Interpretation & Why It Matters

  • Clinical signal
    In stable AMI with haemoglobin 7–10 g/dL, a restrictive trigger (≤8 g/dL) reduced transfusion exposure substantially (35.7% vs 99.7%) with similar 30-day MACE rates in the trial’s non-inferiority framework.
  • Resource and harm minimisation
    Restrictive transfusion achieved a lower discharge haemoglobin (9.7 ± 1.0 vs 11.1 ± 1.4 g/dL) and avoided >400 red-cell units compared with the liberal strategy, supporting stewardship where clinically appropriate.
  • Decision-making nuance
    The trial’s interpretation hinges on a non-inferiority paradigm and the degree of residual uncertainty acceptable in AMI (where recurrent ischaemia is high-stakes); individualisation remains essential for ongoing ischaemia, heart failure, or borderline haemodynamics.

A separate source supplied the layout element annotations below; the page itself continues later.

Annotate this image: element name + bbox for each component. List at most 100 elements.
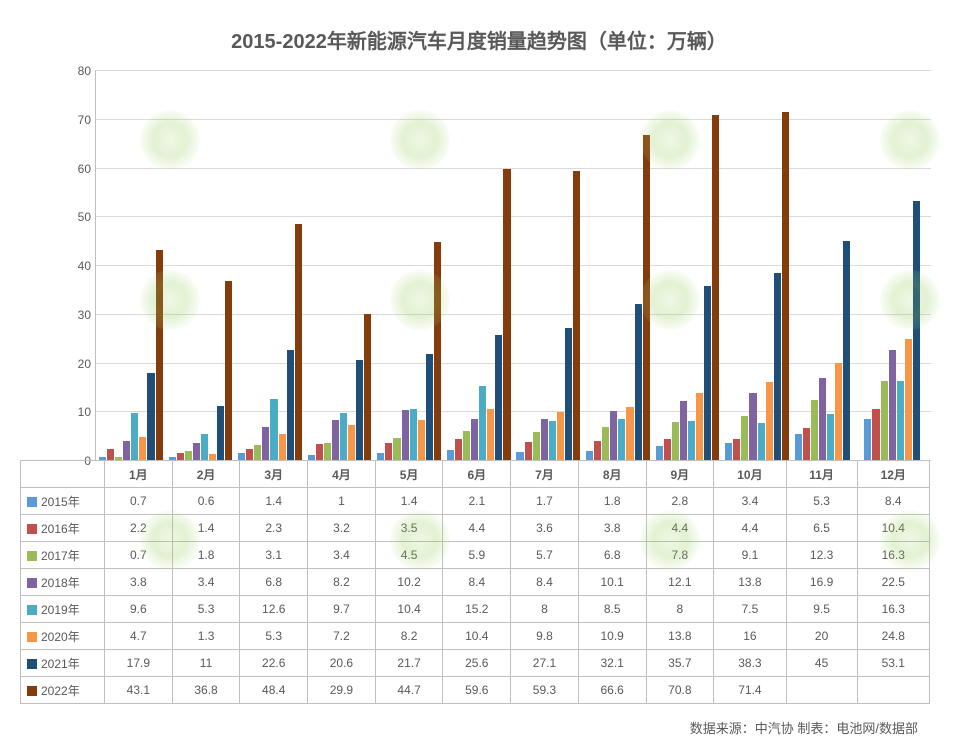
legend-cell: 2016年 [21, 515, 105, 542]
series-name: 2022年 [41, 684, 80, 698]
data-cell: 5.3 [172, 596, 240, 623]
bar [177, 453, 184, 460]
bar [201, 434, 208, 460]
bar [733, 439, 740, 460]
bar [324, 443, 331, 460]
data-cell: 70.8 [646, 677, 714, 704]
series-name: 2020年 [41, 630, 80, 644]
bar [270, 399, 277, 460]
y-axis-label: 20 [61, 357, 96, 371]
bar [225, 281, 232, 460]
bar [131, 413, 138, 460]
bar [635, 304, 642, 460]
data-cell: 2.1 [443, 488, 511, 515]
table-row: 2016年2.21.42.33.23.54.43.63.84.44.46.510… [21, 515, 930, 542]
data-cell: 1.8 [578, 488, 646, 515]
bar [364, 314, 371, 460]
y-axis-label: 30 [61, 308, 96, 322]
bar [881, 381, 888, 460]
month-group [653, 70, 723, 460]
data-cell: 32.1 [578, 650, 646, 677]
table-row: 2015年0.70.61.411.42.11.71.82.83.45.38.4 [21, 488, 930, 515]
bar [287, 350, 294, 460]
y-axis-label: 40 [61, 259, 96, 273]
bar [123, 441, 130, 460]
data-cell: 29.9 [308, 677, 376, 704]
bar [725, 443, 732, 460]
bar [377, 453, 384, 460]
bar [139, 437, 146, 460]
bar [618, 419, 625, 460]
data-cell: 20 [786, 623, 857, 650]
data-cell: 2.3 [240, 515, 308, 542]
bar [573, 171, 580, 460]
data-cell: 4.5 [375, 542, 443, 569]
month-header: 3月 [240, 461, 308, 488]
data-cell: 4.4 [714, 515, 786, 542]
month-header: 1月 [105, 461, 173, 488]
bar [610, 411, 617, 460]
bar [107, 449, 114, 460]
data-cell: 7.5 [714, 596, 786, 623]
data-cell: 10.4 [375, 596, 443, 623]
plot-area: 01020304050607080 [95, 70, 931, 461]
data-cell: 1.3 [172, 623, 240, 650]
data-cell: 8.5 [578, 596, 646, 623]
data-cell: 5.9 [443, 542, 511, 569]
bars-container [96, 70, 931, 460]
data-cell: 1 [308, 488, 376, 515]
month-group [583, 70, 653, 460]
data-cell: 8.2 [308, 569, 376, 596]
bar [393, 438, 400, 460]
data-cell: 43.1 [105, 677, 173, 704]
data-cell: 21.7 [375, 650, 443, 677]
table-row: 2022年43.136.848.429.944.759.659.366.670.… [21, 677, 930, 704]
y-axis-label: 10 [61, 405, 96, 419]
bar [712, 115, 719, 460]
bar [741, 416, 748, 460]
data-cell: 9.5 [786, 596, 857, 623]
month-header: 10月 [714, 461, 786, 488]
data-cell: 8.4 [857, 488, 930, 515]
month-group [235, 70, 305, 460]
bar [332, 420, 339, 460]
data-cell: 0.6 [172, 488, 240, 515]
data-cell: 5.7 [511, 542, 579, 569]
bar [156, 250, 163, 460]
data-cell: 8.2 [375, 623, 443, 650]
data-cell: 59.6 [443, 677, 511, 704]
bar [803, 428, 810, 460]
bar [426, 354, 433, 460]
data-cell: 6.8 [578, 542, 646, 569]
legend-swatch [27, 632, 37, 642]
data-cell: 12.6 [240, 596, 308, 623]
month-header: 5月 [375, 461, 443, 488]
bar [516, 452, 523, 460]
data-cell: 48.4 [240, 677, 308, 704]
data-cell [786, 677, 857, 704]
data-cell: 9.7 [308, 596, 376, 623]
table-row: 2017年0.71.83.13.44.55.95.76.87.89.112.31… [21, 542, 930, 569]
month-group [861, 70, 931, 460]
month-header: 8月 [578, 461, 646, 488]
data-cell: 2.2 [105, 515, 173, 542]
bar [688, 421, 695, 460]
data-cell: 9.1 [714, 542, 786, 569]
data-cell: 3.5 [375, 515, 443, 542]
data-cell: 9.8 [511, 623, 579, 650]
series-name: 2018年 [41, 576, 80, 590]
data-cell: 1.4 [172, 515, 240, 542]
bar [479, 386, 486, 460]
bar [602, 427, 609, 460]
month-header: 2月 [172, 461, 240, 488]
month-header: 11月 [786, 461, 857, 488]
data-cell: 3.4 [172, 569, 240, 596]
series-name: 2015年 [41, 495, 80, 509]
bar [843, 241, 850, 460]
data-cell: 4.7 [105, 623, 173, 650]
bar [872, 409, 879, 460]
data-cell: 12.1 [646, 569, 714, 596]
bar [586, 451, 593, 460]
month-header: 6月 [443, 461, 511, 488]
legend-header [21, 461, 105, 488]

Controversies & Other Evidence

  • Non-inferiority framing and clinical tolerance for uncertainty: The selected non-inferiority margin (RR 1.25) permits a potentially clinically important increase in events, even if non-inferiority is declared; this tension was explicitly highlighted in published correspondence and reply.34
  • Durability of effect beyond 30 days: A prespecified longer-term report from REALITY found numerically more 1-year MACE events with the restrictive strategy (111 vs 92), with hazard ratio 1.16 (95% CI 0.88 to 1.53), emphasising uncertainty about late hazards or competing risks not captured at 30 days.5
  • Scale-up evidence (MINT): In the larger MINT trial (n=3504), the restrictive strategy did not significantly reduce death or recurrent MI compared with a liberal strategy; the primary composite occurred in 16.9% vs 14.5% (RR 1.15; 95% CI 0.99 to 1.34; P=0.07), and potential harms of restrictive transfusion could not be excluded.6
  • Heart failure as an effect modifier: A prespecified subgroup analysis of REALITY reported no interaction between baseline heart failure status and randomised strategy for 30-day MACE, but observed higher all-cause mortality with a liberal strategy in patients with heart failure (Pinteraction=0.009 at 30 days), with more deaths due to heart failure at 30 days (4 vs 11).7
  • Guidelines: AABB international clinical practice guidelines for red-cell transfusion in AMI recommend (conditional; low certainty evidence) a liberal approach aiming to maintain haemoglobin around 10 g/dL in adults with AMI and anaemia, reflecting ongoing concern about restrictive thresholds in an ischaemic myocardium context.8
  • Evidence synthesis: A patient-level meta-analysis of transfusion-strategy trials in myocardial infarction has been published, reflecting the continued need for synthesis across heterogeneous trial designs and populations.9

Summary

  • REALITY randomised 668 AMI patients with haemoglobin 7–10 g/dL to restrictive (≤8 g/dL) vs liberal (≤10 g/dL) transfusion strategies.
  • Primary 30-day MACE was 11.1% vs 14.2% (as-randomised) with RR 0.78; 1-sided 97.5% CI 0.00 to 1.17, meeting the prespecified non-inferiority framework (margin RR 1.25).
  • Restrictive transfusion markedly reduced exposure to transfusion (35.7% vs 99.7%) and achieved lower discharge haemoglobin (9.7 ± 1.0 vs 11.1 ± 1.4 g/dL).
  • Safety outcomes were generally similar, though descriptive reporting noted more acute lung injury/ARDS in the liberal group (2.2% vs 0.3%).
  • Subsequent evidence (including MINT and guideline recommendations) maintains equipoise and highlights that clinically important harms of restrictive transfusion in AMI cannot be fully excluded.

Overall Takeaway

REALITY is a landmark AMI transfusion-threshold trial because it demonstrated substantial transfusion reduction with a restrictive trigger while meeting a prespecified non-inferiority framework for 30-day MACE. However, its non-inferiority design and subsequent larger and longer-term evidence mean that restrictive transfusion should be applied thoughtfully, especially in patients with ongoing ischaemia or heart failure risk, and alongside evolving guideline recommendations.

Overall Summary

  • In stable AMI with haemoglobin 7–10 g/dL, a restrictive trigger (≤8 g/dL) reduced transfusions substantially and met 30-day non-inferiority for MACE versus a liberal trigger (≤10 g/dL), but uncertainty persists regarding longer-term outcomes and high-risk subgroups.